Epilog: They’re only Words

Prolog

It’s so Sad about Pathos

My daddy died when I was quite young; and most of what I saw is remembered through the eyes of a child learning colors, shapes, numbers, letters, reading, basic arithmetic, the difference between the black and white keys on our upright piano, all the books of the Bible (in order,) how to tie my shoes and work my buttons and zippers and, later, how to work the machine that helped him breathe.
Too, I found out which pills Daddy couldn’t have at the same time while Mama was at the store – even if he yelled at me to “get in here you god-damned little bastard.” Sometimes, while Mama was at the store or down to the church at quilting bee, I think Daddy wanted me to bring both pills to him because he wanted to die.
I loved my daddy (and I still do,) but lots of times, back then, he frightened me.
At about age eight or nine, Mama showed me how to shoot Daddy in the ass. During his bad times at the end, I sometimes shot him three or four times in the same day. I learned to boil and sterilize with alcohol the equipment, and how to inject the same amount of air into the inverted bottle as the amount of drugs that were supposed to come out. He would climb from bed and stand with his right hand braced against the wall, and then he’d lean forward. He’d cover his forehead with his left forearm, and the hand on that arm, after it pulled down the back of his shorts, would form and reform a silent fist.
But the worst times, he retched too, wordless, as I double-thumb-pushed a near full glass syringe of red Vitamin B-12 deep into the muscle of his bottom. Dumb tears slid and fell from his cheeks. After, I cried also. I knew I’d hurt my Daddy badly. I could tell he was ashamed, and I was ashamed too, both of us forced to tears. I learned from watching him – I never cried at or after his funeral -- men don’t cry out loud.
When I’d given him his shot, he’d hug me and tell me I was “a brave little man” and that someday, when he was “better,” he’d take me fishing and camping and to see the midget racers (dirt-track racecars), along with anything else my juvenile brain saw the other daddies of my friends do. I think, now, he thought it best if Mama and me could just get on with the rest of our lives. He felt guilty for being sick and I didn’t, yet, have the social skills to ease his burden. He was frightened: an angry and shamed, unhappy invalid.

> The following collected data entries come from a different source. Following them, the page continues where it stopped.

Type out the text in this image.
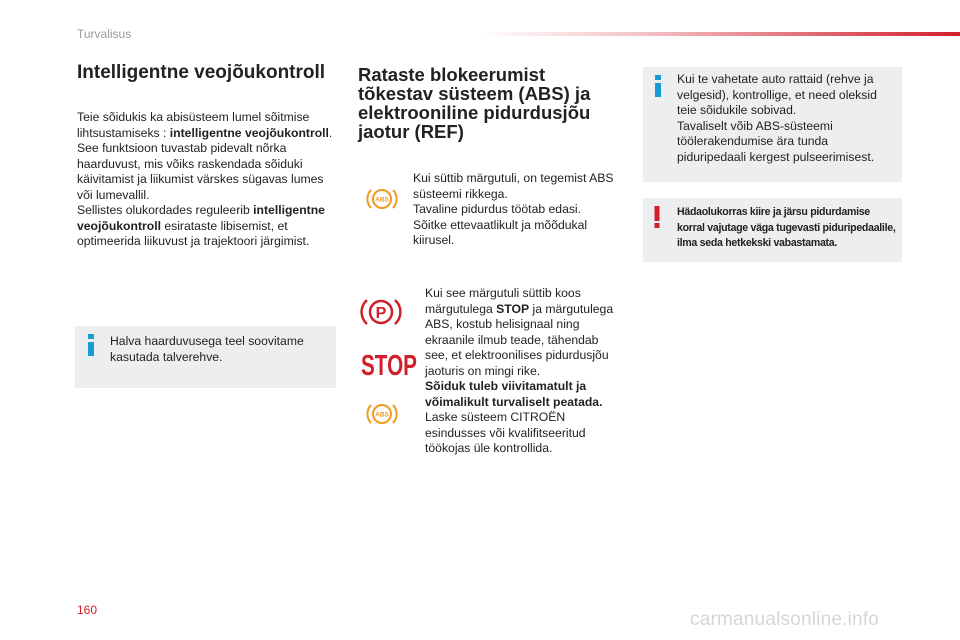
Turvalisus
Intelligentne veojõukontroll

Teie sõidukis ka abisüsteem lumel sõitmise

lihtsustamiseks : intelligentne veojõukontroll.

See funktsioon tuvastab pidevalt nõrka

haarduvust, mis võiks raskendada sõiduki

käivitamist ja liikumist värskes sügavas lumes

või lumevallil.

Sellistes olukordades reguleerib intelligentne

veojõukontroll esirataste libisemist, et

optimeerida liikuvust ja trajektoori järgimist.

Halva haarduvusega teel soovitame
kasutada talverehve.
Rataste blokeerumist
tõkestav süsteem (ABS) ja
elektrooniline pidurdusjõu
jaotur (REF)
ABS

Kui süttib märgutuli, on tegemist ABS

süsteemi rikkega.

Tavaline pidurdus töötab edasi.

Sõitke ettevaatlikult ja mõõdukal

kiirusel.

P
STOP
ABS

Kui see märgutuli süttib koos

märgutulega STOP ja märgutulega

ABS, kostub helisignaal ning

ekraanile ilmub teade, tähendab

see, et elektroonilises pidurdusjõu

jaoturis on mingi rike.

Sõiduk tuleb viivitamatult ja

võimalikult turvaliselt peatada.

Laske süsteem CITROËN

esindusses või kvalifitseeritud

töökojas üle kontrollida.

Kui te vahetate auto rattaid (rehve ja
velgesid), kontrollige, et need oleksid
teie sõidukile sobivad.
Tavaliselt võib ABS-süsteemi
töölerakendumise ära tunda
piduripedaali kergest pulseerimisest.
Hädaolukorras kiire ja järsu pidurdamise
korral vajutage väga tugevasti piduripedaalile,
ilma seda hetkekski vabastamata.
160	carmanualsonline.info
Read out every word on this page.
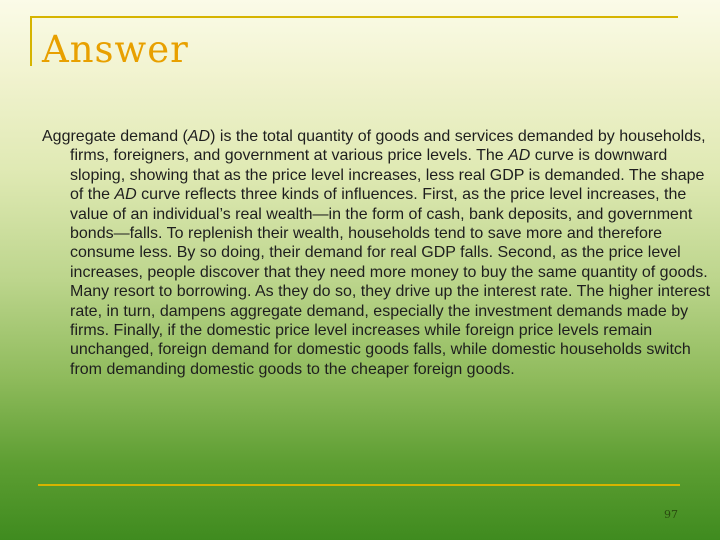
Answer

Aggregate demand (AD) is the total quantity of goods and services demanded by households, firms, foreigners, and government at various price levels. The AD curve is downward sloping, showing that as the price level increases, less real GDP is demanded. The shape of the AD curve reflects three kinds of influences. First, as the price level increases, the value of an individual’s real wealth—in the form of cash, bank deposits, and government bonds—falls. To replenish their wealth, households tend to save more and therefore consume less. By so doing, their demand for real GDP falls. Second, as the price level increases, people discover that they need more money to buy the same quantity of goods. Many resort to borrowing. As they do so, they drive up the interest rate. The higher interest rate, in turn, dampens aggregate demand, especially the investment demands made by firms. Finally, if the domestic price level increases while foreign price levels remain unchanged, foreign demand for domestic goods falls, while domestic households switch from demanding domestic goods to the cheaper foreign goods.

97
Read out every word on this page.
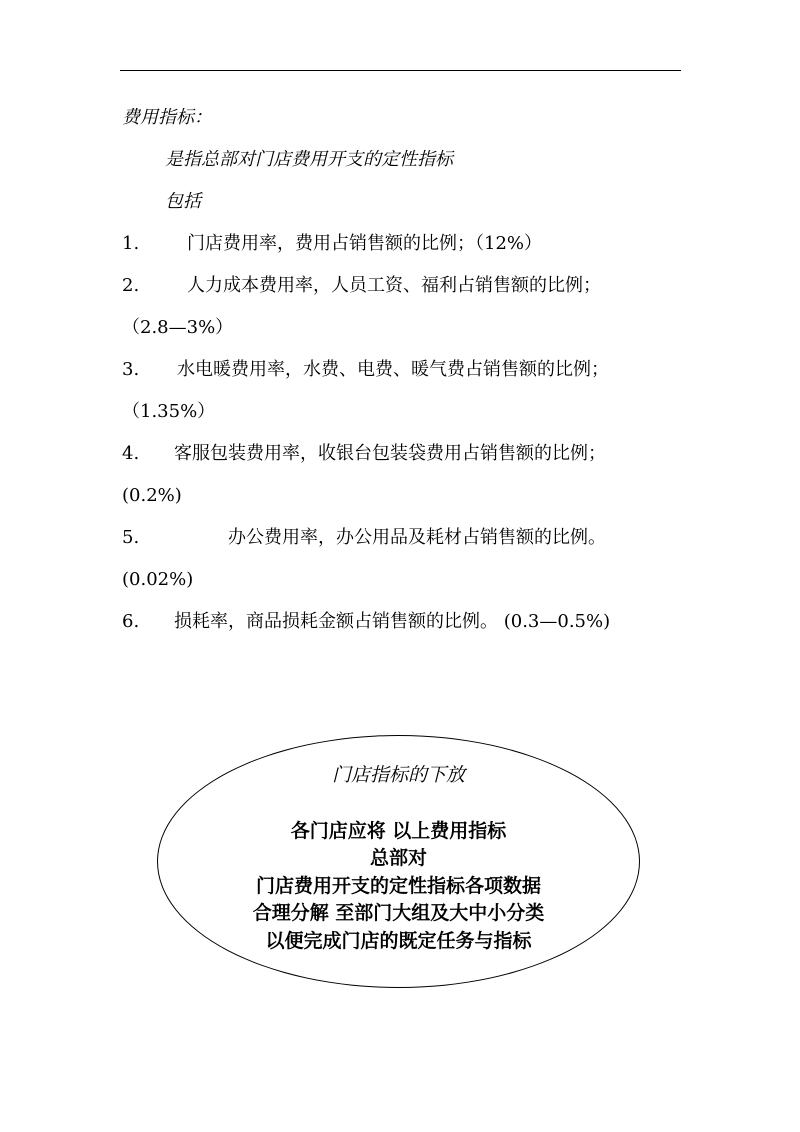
费用指标：
是指总部对门店费用开支的定性指标
包括
1.	门店费用率，费用占销售额的比例；（12%）
2.	人力成本费用率，人员工资、福利占销售额的比例；
（2.8—3%）
3. 水电暖费用率，水费、电费、暖气费占销售额的比例；
（1.35%）
4. 客服包装费用率，收银台包装袋费用占销售额的比例；
(0.2%)
5.	办公费用率，办公用品及耗材占销售额的比例。
(0.02%)
6. 损耗率，商品损耗金额占销售额的比例。 (0.3—0.5%)
门店指标的下放
各门店应将 以上费用指标
总部对
门店费用开支的定性指标各项数据
合理分解 至部门大组及大中小分类
以便完成门店的既定任务与指标
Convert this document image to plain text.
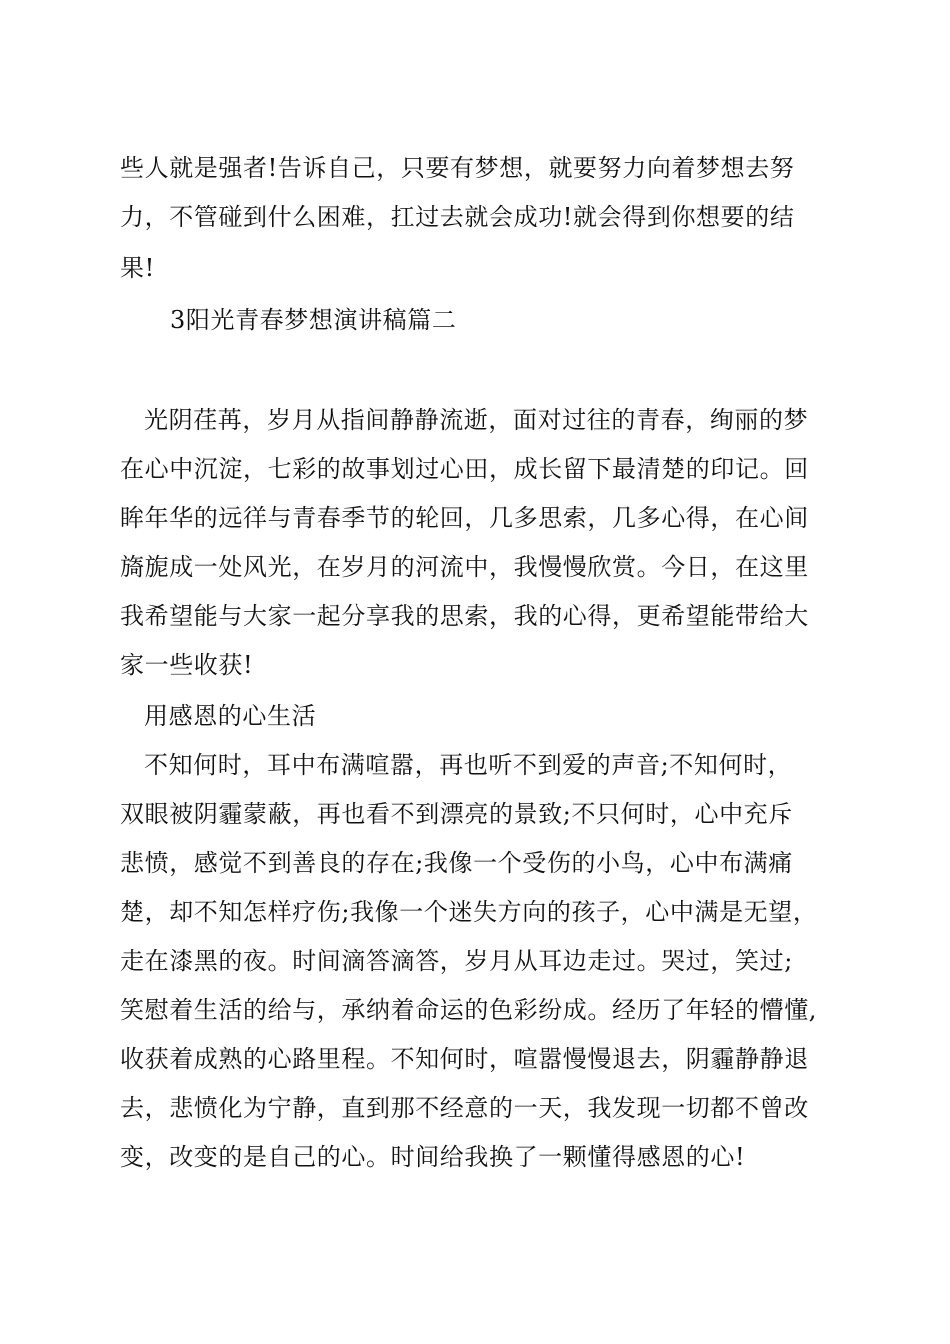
些人就是强者!告诉自己，只要有梦想，就要努力向着梦想去努
力，不管碰到什么困难，扛过去就会成功!就会得到你想要的结
果!
3阳光青春梦想演讲稿篇二
光阴荏苒，岁月从指间静静流逝，面对过往的青春，绚丽的梦
在心中沉淀，七彩的故事划过心田，成长留下最清楚的印记。回
眸年华的远徉与青春季节的轮回，几多思索，几多心得，在心间
旖旎成一处风光，在岁月的河流中，我慢慢欣赏。今日，在这里
我希望能与大家一起分享我的思索，我的心得，更希望能带给大
家一些收获!
用感恩的心生活
不知何时，耳中布满喧嚣，再也听不到爱的声音;不知何时，
双眼被阴霾蒙蔽，再也看不到漂亮的景致;不只何时，心中充斥
悲愤，感觉不到善良的存在;我像一个受伤的小鸟，心中布满痛
楚，却不知怎样疗伤;我像一个迷失方向的孩子，心中满是无望，
走在漆黑的夜。时间滴答滴答，岁月从耳边走过。哭过，笑过;
笑慰着生活的给与，承纳着命运的色彩纷成。经历了年轻的懵懂,
收获着成熟的心路里程。不知何时，喧嚣慢慢退去，阴霾静静退
去，悲愤化为宁静，直到那不经意的一天，我发现一切都不曾改
变，改变的是自己的心。时间给我换了一颗懂得感恩的心!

My last precious memory of my daddy was during his last spring. It was the one before my 10th birthday. Mama was gone to the store to get groceries, and I think Daddy knew his time was short: he’d be dead in less than a week. Still, he managed, while Mama was gone, to have the only father-son talk I remember in full. With my help, he sat up in bed and dressed himself. I brought him his clothes and tied his shoes for him. Then, with his hand on my shoulder and with frequent stops for him to catch his breath, we went for a walk. Mr. and Mrs. Berkabile – surprised to see Daddy out of the house -- rushed from their kitchen in greetings. They lived directly across the lane.
Mrs. Birkabile plied me with a root beer and stepped me away from Daddy while, at the same time, Mr. Birkabile gently slid his arm around Daddy and supported him all the way down to the end of our little street. Mrs. Berkabile had a beer for Daddy too, but his beer was a “Burgie” that she opened with the same church key that she’d helped me to use on my root beer. (In our neighborhood, among the adults, a “Burgermiester” was a classy beer.) They were both ice cold and foamy.
When we reached the dead end of the road, and continued on, entering our neighbor’s property, the grey haired Berkabiles walked back to their house, hand in hand. Daddy and me sat down on bench under a huge pine tree in the Robinson’s front yard.
The Robinsons were middle-aged-twin bachelor tuna fishermen, and they lived in their parent’s old house. The Widow Robinson had died a couple of years before then, so the house spent a lot of time uninhabited while the boys spent weeks at sea. After we were seated, Daddy tasted my root beer and he let me taste the bitter, (mostly foam,) of his “Burgie.” I promised to “not tell Mama.”
Then, Daddy began to talk, and what he told me is quite alike the advice given by the grandfather in Ralph Ellison’s “Battle Royal”: that too good teaser to Invisible Man. Daddy told me I’d have to deal with turds my entire life, and that I should learn to let them be turds if that was what they wanted to be. “But,” he said, I needed learn how to not be a turd, even when provoked to anger. He told me to take two or three breaths before I said a word; and then, if I couldn’t think of a single nice to say so that I could walk away feeling good inside, at least I’d have time during that third breath to get my nastiness organized. I would have time to call the turds, “Turds!” in such a way they would see themselves for what they were. He told me that if I could learn to take those “three little breaths,” just as his daddy taught him, then no one would ever answer back or rebut what I said.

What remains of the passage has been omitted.